Vishesh Handa's personal website

More Nepomuk Performance Upgrades


As you might have read, the 4.11 release of Nepomuk is a lot faster while doing writes and therefore indexing is going to much faster. However, read performance was nearly the same.

Architecture

All application communicate to Nepomuk via the Storage Service which acts like a server. It is responsible for loading the ontologies, managing virtuoso and sending change notifications. The read communications happen over a local socket whereas the writes are sent over dbus.

Original Architecture

The Storage service communicates with virtuoso via odbc, which interally also uses a local socket. This architecture is quite similar to that of Akonadi.

Cutting the middle man

I initially started with many optimizations in Soprano where we use ODBC to communicate with virtuoso. These gave a good 30% increase in performance. However, the largest increase in performance was by removing the local socket communication between applications and the storage service.

New Architecture

All applications now directly communicate via virtuoso for reading data.

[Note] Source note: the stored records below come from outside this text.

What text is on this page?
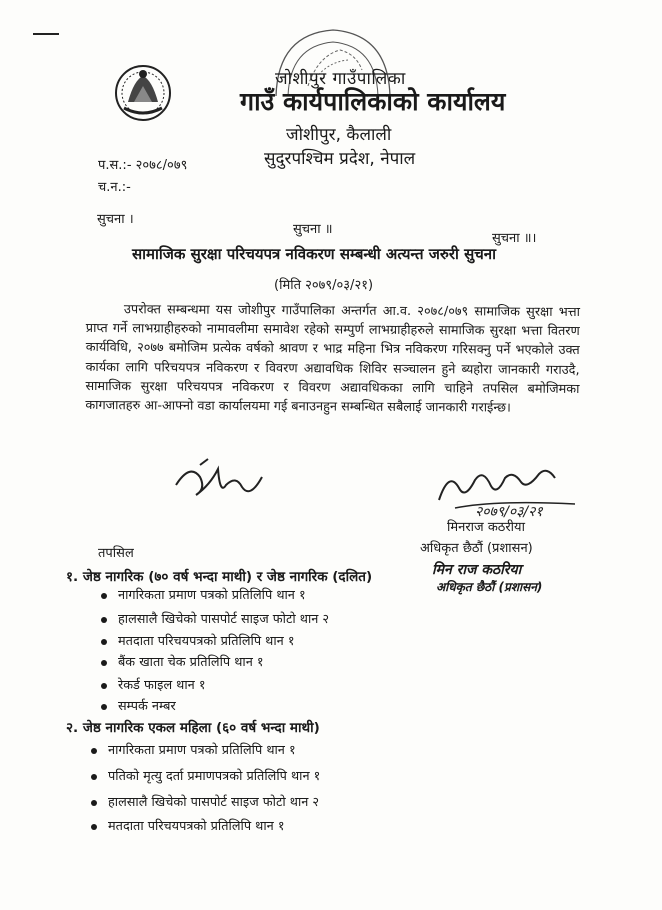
जोशीपुर गाउँपालिका
गाउँ कार्यपालिकाको कार्यालय
जोशीपुर, कैलाली
सुदुरपश्चिम प्रदेश, नेपाल
प.स.:- २०७८/०७९
च.न.:-
सुचना ।
सुचना ॥
सुचना ॥।
सामाजिक सुरक्षा परिचयपत्र नविकरण सम्बन्धी अत्यन्त जरुरी सुचना
(मिति २०७९/०३/२१)
उपरोक्त सम्बन्धमा यस जोशीपुर गाउँपालिका अन्तर्गत आ.व. २०७८/०७९ सामाजिक सुरक्षा भत्ता प्राप्त गर्ने लाभग्राहीहरुको नामावलीमा समावेश रहेको सम्पुर्ण लाभग्राहीहरुले सामाजिक सुरक्षा भत्ता वितरण कार्यविधि, २०७७ बमोजिम प्रत्येक वर्षको श्रावण र भाद्र महिना भित्र नविकरण गरिसक्नु पर्ने भएकोले उक्त कार्यका लागि परिचयपत्र नविकरण र विवरण अद्यावधिक शिविर सञ्चालन हुने ब्यहोरा जानकारी गराउदै, सामाजिक सुरक्षा परिचयपत्र नविकरण र विवरण अद्यावधिकका लागि चाहिने तपसिल बमोजिमका कागजातहरु आ-आफ्नो वडा कार्यालयमा गई बनाउनहुन सम्बन्धित सबैलाई जानकारी गराईन्छ।
२०७९/०३/२१
मिनराज कठरीया
अधिकृत छैठौं (प्रशासन)
मिन राज कठरिया
अधिकृत छैठौं (प्रशासन)
तपसिल
१. जेष्ठ नागरिक (७० वर्ष भन्दा माथी) र जेष्ठ नागरिक (दलित)
नागरिकता प्रमाण पत्रको प्रतिलिपि थान १
हालसालै खिचेको पासपोर्ट साइज फोटो थान २
मतदाता परिचयपत्रको प्रतिलिपि थान १
बैंक खाता चेक प्रतिलिपि थान १
रेकर्ड फाइल थान १
सम्पर्क नम्बर
२. जेष्ठ नागरिक एकल महिला (६० वर्ष भन्दा माथी)
नागरिकता प्रमाण पत्रको प्रतिलिपि थान १
पतिको मृत्यु दर्ता प्रमाणपत्रको प्रतिलिपि थान १
हालसालै खिचेको पासपोर्ट साइज फोटो थान २
मतदाता परिचयपत्रको प्रतिलिपि थान १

The writes still go through the storage service so that we can do type checking and so that we can send the change notifications.

Performance Increase

Removing the storage service from the middle results in a performance increase of 6-7x. For example - listing 50000 results goes down from ~20 seconds to about 2.5 seconds.

Charts

Aditionally, since now the applications now directly communicate with the database, the CPU load of the Storage service also goes down a lot. It no longer has to serialize and deserialize data.